Operational guidance (inline)

Seed URL

Point url at the page that already contains the records (listing, directory, catalog), not a homepage. The more directly the seed page lists the rows, the more reliable the extraction.

Query phrasing

q should name the entity that defines one row and the fields each row must contain, plus any filter limiting which records qualify.

Schema design

Flat schemas with primitive fields are most reliable. Mark only mandatory fields as required; over-constraining drops valid rows. Reshape into nested structures client-side after extraction.

URL verification

Set verifyUrls to true only when extracted links must resolve; it adds latency.

Reading the result

output.resultUrl points to an NDJSON file (one JSON object per line), valid for 24 hours.

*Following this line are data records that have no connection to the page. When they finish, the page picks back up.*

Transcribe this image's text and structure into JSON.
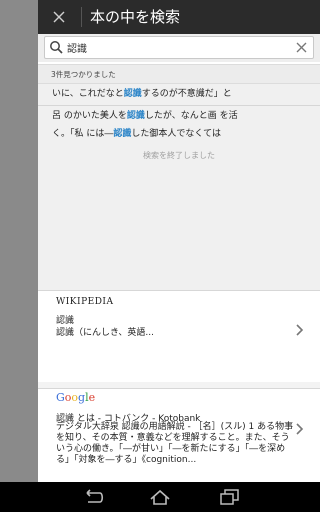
{
  "header": {
    "title": "本の中を検索"
  },
  "search": {
    "value": "認識",
    "placeholder": ""
  },
  "results": {
    "count_text": "3件見つかりました",
    "rows": [
      {
        "before": "いに、これだなと",
        "term": "認識",
        "after": "するのが不意識だ」と"
      },
      {
        "before": "呂 のかいた美人を",
        "term": "認識",
        "after": "したが、なんと画 を活"
      },
      {
        "before": "く。「私 には―",
        "term": "認識",
        "after": "した御本人でなくては"
      }
    ],
    "end_message": "検索を終了しました"
  },
  "wikipedia": {
    "logo_text": "WIKIPEDIA",
    "title": "認識",
    "snippet": "認識（にんしき、英語..."
  },
  "google": {
    "logo_letters": [
      "G",
      "o",
      "o",
      "g",
      "l",
      "e"
    ],
    "title": "認識 とは - コトバンク - Kotobank",
    "snippet": "デジタル大辞泉 認識の用語解説 - ［名］(スル) 1 ある物事を知り、その本質・意義などを理解すること。また、そういう心の働き。「―が甘い」「―を新たにする」「―を深める」「対象を―する」《cognition..."
  },
  "colors": {
    "highlight": "#2a84c8",
    "google": [
      "#3b6fd8",
      "#d83b2b",
      "#e9b21c",
      "#3b6fd8",
      "#2f9e46",
      "#d83b2b"
    ]
  },
  "icons": {
    "close": "close-icon",
    "search": "search-icon",
    "clear": "clear-icon",
    "chevron": "chevron-right-icon",
    "nav_back": "back-icon",
    "nav_home": "home-icon",
    "nav_recent": "recent-apps-icon"
  }
}
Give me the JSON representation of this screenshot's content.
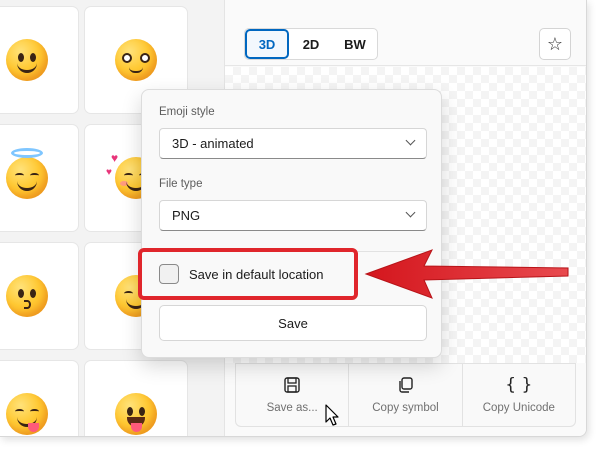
{
  "toolbar": {
    "styles": [
      "3D",
      "2D",
      "BW"
    ],
    "active_style": "3D",
    "favorite_icon": "star-outline-icon"
  },
  "grid": {
    "emojis": [
      "smiling-face-icon",
      "face-with-glasses-icon",
      "smiling-face-with-halo-icon",
      "smiling-face-with-hearts-icon",
      "kissing-face-icon",
      "winking-face-icon",
      "face-savoring-food-icon",
      "grinning-face-with-tongue-icon"
    ]
  },
  "flyout": {
    "style_label": "Emoji style",
    "style_value": "3D - animated",
    "filetype_label": "File type",
    "filetype_value": "PNG",
    "default_location_label": "Save in default location",
    "default_location_checked": false,
    "save_label": "Save"
  },
  "actions": [
    {
      "label": "Save as...",
      "icon": "save-icon"
    },
    {
      "label": "Copy symbol",
      "icon": "copy-icon"
    },
    {
      "label": "Copy Unicode",
      "icon": "braces-icon"
    }
  ],
  "annotation_color": "#e0262c",
  "accent_color": "#0067c0"
}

Download and persist it promptly. output.rowsReturned gives the row count. output.creditsUsed gives the credits used by the task.

Polling

  • Interval: poll roughly every 30 seconds for long-running tasks.
  • Maximum poll rate: 1 request per second.

Constraints

  • Parse the result as NDJSON (line by line), not as a single JSON document.
  • The resultUrl expires after 24 hours.
  • Polling without backoff triggers rate limits without reducing time-to-completion.

Beta status

The Extract endpoint is currently in beta. Behavior, parameters, and response shape may change.